Exceptions inside @requests-decorated functions can simply be raised.

python
from jina import Executor, requests


class MyExecutor(Executor):
    @requests
    def foo(self, **kwargs):
        raise NotImplementedError('No time for it')
{dropdown}

```python
from jina import Deployment

dep = Deployment(uses=MyExecutor)


def print_why(resp):
    print(resp.status.description)


with dep:
    dep.post('', on_error=print_why)
```

```shell
[...]
executor0/rep-0@28271[E]:NotImplementedError('no time for it')
 add "--quiet-error" to suppress the exception details
[...]
  File "/home/joan/jina/jina/jina/serve/executors/decorators.py", line 115, in arg_wrapper
    return fn(*args, **kwargs)
  File "/home/joan/jina/jina/toy.py", line 8, in foo
    raise NotImplementedError('no time for it')
NotImplementedError: no time for it
NotImplementedError('no time for it')
```

(openapi-deployment)=

OpenAPI from Executor endpoints

When deploying an Executor and serving it with HTTP, Jina-serve uses FastAPI to expose all Executor endpoints as HTTP endpoints, and you can enjoy a corresponding OpenAPI via the Swagger UI. You can also add descriptions and examples to your DocArray and Pydantic types so your users and clients can enjoy an API.

Let's see how this would look:

python
from jina import Executor, requests, Deployment
from docarray import BaseDoc
from pydantic import BaseModel, Field


class Prompt(BaseDoc):
    """Prompt Document to be input to a Language Model"""
    text: str = Field(description='The text of the prompt', example='Write me a short poem')


class Generation(BaseDoc):
    """Document representing the generation of the Large Language Model"""
    prompt: str = Field(description='The original prompt that created this output')
    text: str = Field(description='The actual generated text')

class LLMCallingParams(BaseModel):
    """Calling parameters of the LLM model"""
    num_max_tokens: int = Field(default=5000, description='The limit of tokens the model can take, it can affect the memory consumption of the model')

class MyLLMExecutor(Executor):

    @requests(on='/generate')
    def generate(self, doc: Prompt, parameters: LLMCallingParams, **kwargs) -> Generation:
        ...

with Deployment(port=12345, protocol='http', uses=MyLLMExecutor) as dep:
    dep.block()
shell

──── 🎉 Deployment is ready to serve! ────
╭────────────── 🔗 Endpoint ───────────────╮
│  ⛓     Protocol                   http  │
│  🏠       Local           0.0.0.0:54322  │
│  🔒     Private    xxx.xx.xxx.xxx:54322  │
│       Public       xx.xxx.xxx.xxx:54322  │
╰──────────────────────────────────────────╯
╭─────────── 💎 HTTP extension ────────────╮
│  💬    Swagger UI    0.0.0.0:54322/docs  │
│  📚         Redoc   0.0.0.0:54322/redoc  │
╰──────────────────────────────────────────╯

After running this code, you can open '0.0.0.0:12345/docs' on your browser:

{figure}

Note how the schema defined in the OpenAPI also considers the examples and descriptions for the types and fields.
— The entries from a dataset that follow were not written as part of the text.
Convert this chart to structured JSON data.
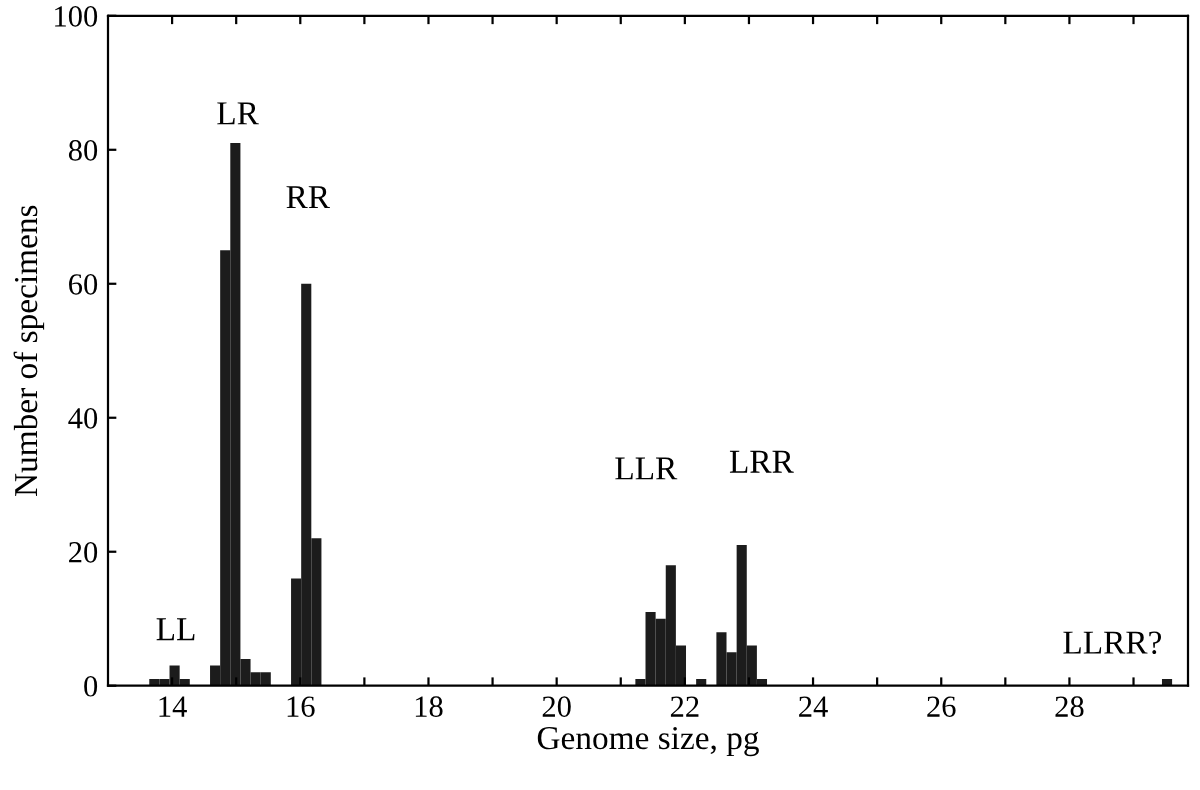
{
  "chart_data": {
    "type": "histogram",
    "xlabel": "Genome size, pg",
    "ylabel": "Number of specimens",
    "bins": [
      13.644,
      13.802,
      13.96,
      14.118,
      14.276,
      14.434,
      14.592,
      14.75,
      14.908,
      15.066,
      15.224,
      15.382,
      15.54,
      15.698,
      15.856,
      16.014,
      16.172,
      16.33,
      16.488,
      16.646,
      16.804,
      16.962,
      17.12,
      17.278,
      17.436,
      17.594,
      17.752,
      17.91,
      18.068,
      18.226,
      18.384,
      18.542,
      18.7,
      18.858,
      19.016,
      19.174,
      19.332,
      19.49,
      19.648,
      19.806,
      19.964,
      20.122,
      20.28,
      20.438,
      20.596,
      20.754,
      20.912,
      21.07,
      21.228,
      21.386,
      21.544,
      21.702,
      21.86,
      22.018,
      22.176,
      22.334,
      22.492,
      22.65,
      22.808,
      22.966,
      23.124,
      23.282,
      23.44,
      23.598,
      23.756,
      23.914,
      24.072,
      24.23,
      24.388,
      24.546,
      24.704,
      24.862,
      25.02,
      25.178,
      25.336,
      25.494,
      25.652,
      25.81,
      25.968,
      26.126,
      26.284,
      26.442,
      26.6,
      26.758,
      26.916,
      27.074,
      27.232,
      27.39,
      27.548,
      27.706,
      27.864,
      28.022,
      28.18,
      28.338,
      28.496,
      28.654,
      28.812,
      28.97,
      29.128,
      29.286,
      29.444,
      29.602
    ],
    "values": [
      1,
      1,
      3,
      1,
      0,
      0,
      3,
      65,
      81,
      4,
      2,
      2,
      0,
      0,
      16,
      60,
      22,
      0,
      0,
      0,
      0,
      0,
      0,
      0,
      0,
      0,
      0,
      0,
      0,
      0,
      0,
      0,
      0,
      0,
      0,
      0,
      0,
      0,
      0,
      0,
      0,
      0,
      0,
      0,
      0,
      0,
      0,
      0,
      1,
      11,
      10,
      18,
      6,
      0,
      1,
      0,
      8,
      5,
      21,
      6,
      1,
      0,
      0,
      0,
      0,
      0,
      0,
      0,
      0,
      0,
      0,
      0,
      0,
      0,
      0,
      0,
      0,
      0,
      0,
      0,
      0,
      0,
      0,
      0,
      0,
      0,
      0,
      0,
      0,
      0,
      0,
      0,
      0,
      0,
      0,
      0,
      0,
      0,
      0,
      0,
      1
    ],
    "color": "#1c1c1c",
    "xlim": [
      13,
      29.85
    ],
    "ylim": [
      0,
      100
    ],
    "xticks": [
      14,
      {
        "value": 15,
        "label": null
      },
      16,
      {
        "value": 17,
        "label": null
      },
      18,
      {
        "value": 19,
        "label": null
      },
      20,
      {
        "value": 21,
        "label": null
      },
      22,
      {
        "value": 23,
        "label": null
      },
      24,
      {
        "value": 25,
        "label": null
      },
      26,
      {
        "value": 27,
        "label": null
      },
      28,
      {
        "value": 29,
        "label": null
      }
    ],
    "yticks": [
      0,
      20,
      40,
      60,
      80,
      100
    ],
    "grid": false,
    "legend": false,
    "annotations": [
      "LL",
      "LR",
      "RR",
      "LLR",
      "LRR",
      "LLRR?"
    ]
  }
}
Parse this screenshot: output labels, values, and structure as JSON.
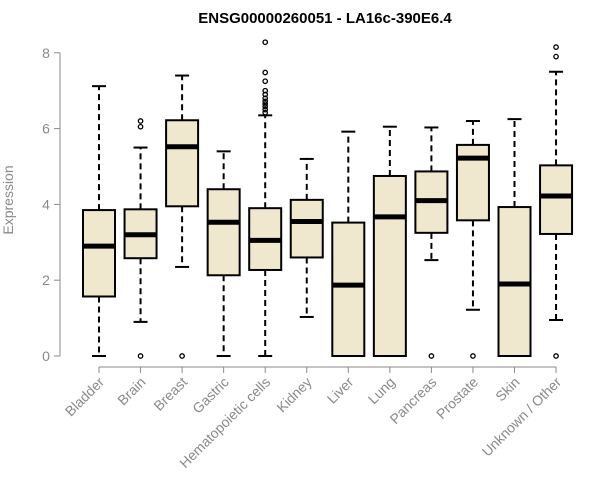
{
  "chart_data": {
    "type": "box",
    "title": "ENSG00000260051 - LA16c-390E6.4",
    "xlabel": "",
    "ylabel": "Expression",
    "ylim": [
      0,
      8.3
    ],
    "yticks": [
      0,
      2,
      4,
      6,
      8
    ],
    "grid": false,
    "series": [
      {
        "name": "Bladder",
        "min": 0,
        "q1": 1.57,
        "median": 2.9,
        "q3": 3.85,
        "max": 7.12,
        "outliers": []
      },
      {
        "name": "Brain",
        "min": 0.9,
        "q1": 2.58,
        "median": 3.2,
        "q3": 3.87,
        "max": 5.5,
        "outliers": [
          0,
          6.05,
          6.2
        ]
      },
      {
        "name": "Breast",
        "min": 2.35,
        "q1": 3.95,
        "median": 5.52,
        "q3": 6.22,
        "max": 7.4,
        "outliers": [
          0
        ]
      },
      {
        "name": "Gastric",
        "min": 0,
        "q1": 2.13,
        "median": 3.53,
        "q3": 4.4,
        "max": 5.4,
        "outliers": []
      },
      {
        "name": "Hematopoietic cells",
        "min": 0,
        "q1": 2.27,
        "median": 3.05,
        "q3": 3.9,
        "max": 6.35,
        "outliers": [
          6.42,
          6.5,
          6.58,
          6.65,
          6.72,
          6.8,
          6.9,
          7.0,
          7.25,
          7.48,
          8.28
        ]
      },
      {
        "name": "Kidney",
        "min": 1.03,
        "q1": 2.6,
        "median": 3.55,
        "q3": 4.12,
        "max": 5.2,
        "outliers": []
      },
      {
        "name": "Liver",
        "min": 0,
        "q1": 0,
        "median": 1.87,
        "q3": 3.52,
        "max": 5.92,
        "outliers": []
      },
      {
        "name": "Lung",
        "min": 0,
        "q1": 0,
        "median": 3.67,
        "q3": 4.75,
        "max": 6.05,
        "outliers": []
      },
      {
        "name": "Pancreas",
        "min": 2.53,
        "q1": 3.25,
        "median": 4.1,
        "q3": 4.87,
        "max": 6.03,
        "outliers": [
          0
        ]
      },
      {
        "name": "Prostate",
        "min": 1.22,
        "q1": 3.58,
        "median": 5.22,
        "q3": 5.57,
        "max": 6.2,
        "outliers": [
          0
        ]
      },
      {
        "name": "Skin",
        "min": 0,
        "q1": 0,
        "median": 1.9,
        "q3": 3.93,
        "max": 6.25,
        "outliers": []
      },
      {
        "name": "Unknown / Other",
        "min": 0.95,
        "q1": 3.22,
        "median": 4.22,
        "q3": 5.03,
        "max": 7.5,
        "outliers": [
          0,
          7.9,
          8.15
        ]
      }
    ]
  }
}
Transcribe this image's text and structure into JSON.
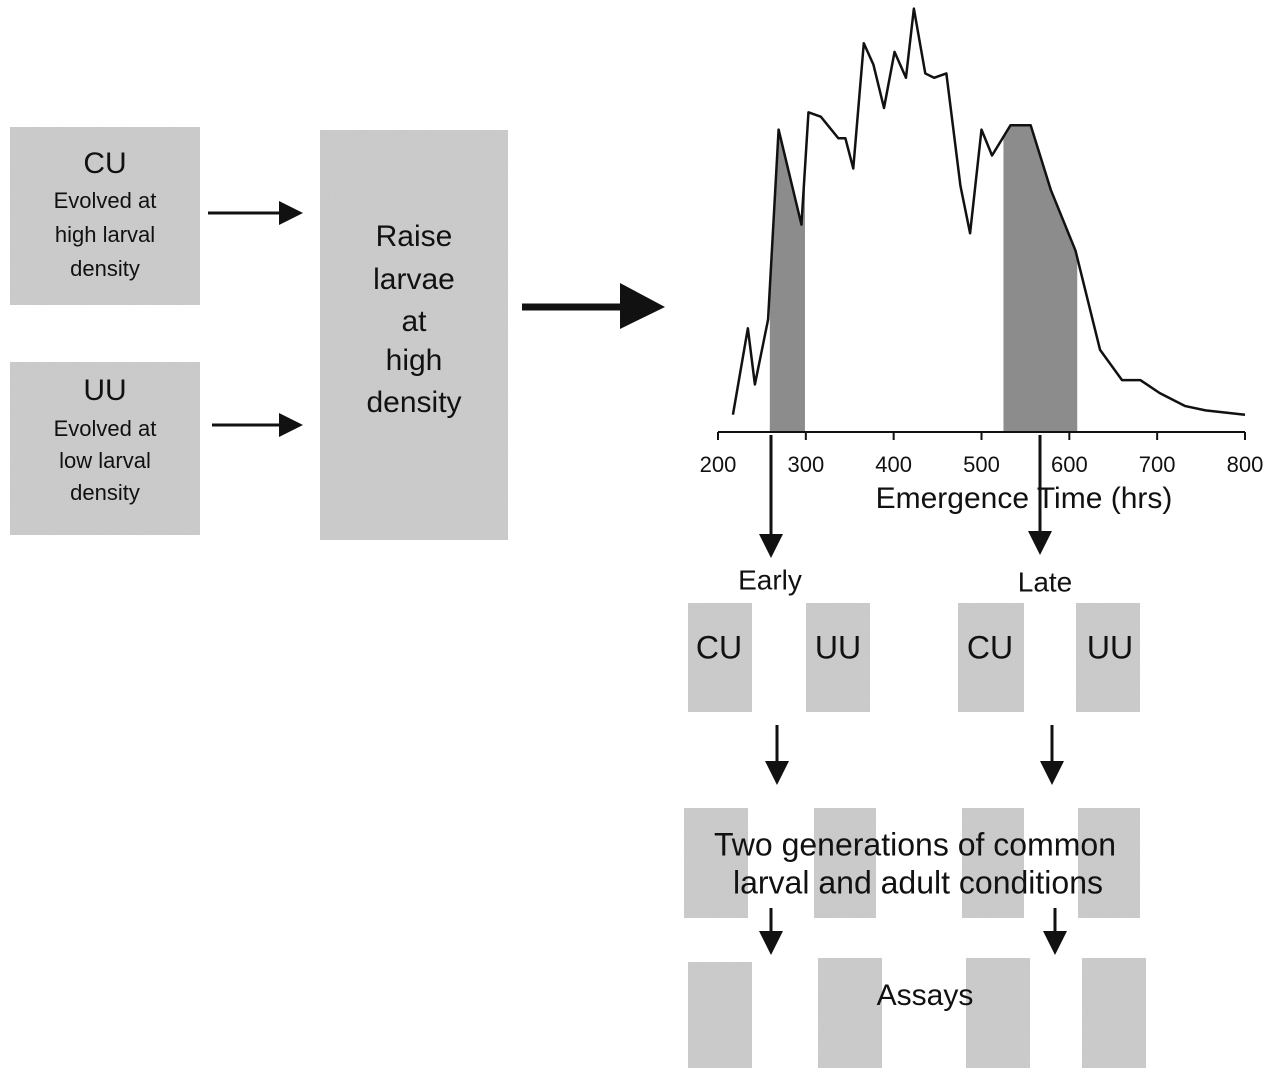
{
  "sources": [
    {
      "label": "CU",
      "description": [
        "Evolved at",
        "high larval",
        "density"
      ]
    },
    {
      "label": "UU",
      "description": [
        "Evolved at",
        "low larval",
        "density"
      ]
    }
  ],
  "treatment": [
    "Raise",
    "larvae",
    "at",
    "high",
    "density"
  ],
  "chart_data": {
    "type": "line",
    "x_label": "Emergence Time (hrs)",
    "x": [
      217,
      234,
      242,
      257,
      269,
      295,
      303,
      317,
      337,
      345,
      354,
      366,
      377,
      389,
      401,
      414,
      423,
      436,
      446,
      460,
      476,
      487,
      500,
      512,
      533,
      556,
      579,
      607,
      635,
      660,
      681,
      703,
      732,
      755,
      800
    ],
    "values": [
      4,
      24,
      11,
      26,
      70,
      48,
      74,
      73,
      68,
      68,
      61,
      90,
      85,
      75,
      88,
      82,
      98,
      83,
      82,
      83,
      57,
      46,
      70,
      64,
      71,
      71,
      56,
      42,
      19,
      12,
      12,
      9,
      6,
      5,
      4
    ],
    "color": "#111111",
    "shaded_ranges": [
      [
        259,
        299
      ],
      [
        525,
        609
      ]
    ],
    "shade_color": "#8c8c8c",
    "xlim": [
      200,
      800
    ],
    "ylim": [
      0,
      100
    ],
    "xticks": [
      200,
      300,
      400,
      500,
      600,
      700,
      800
    ]
  },
  "groups": [
    "Early",
    "Late"
  ],
  "selected": [
    "CU",
    "UU",
    "CU",
    "UU"
  ],
  "common_conditions": [
    "Two generations of common",
    "larval and adult conditions"
  ],
  "assays": "Assays"
}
The same behavior is seen when serving Executors with a {class}jina.Flow. In that case, the input and output schemas of each endpoint are inferred by the Flow's topology, so if two Executors are chained in a Flow, the schema of the input is the schema of the first Executor and the schema of the response corresponds to the output of the second Executor.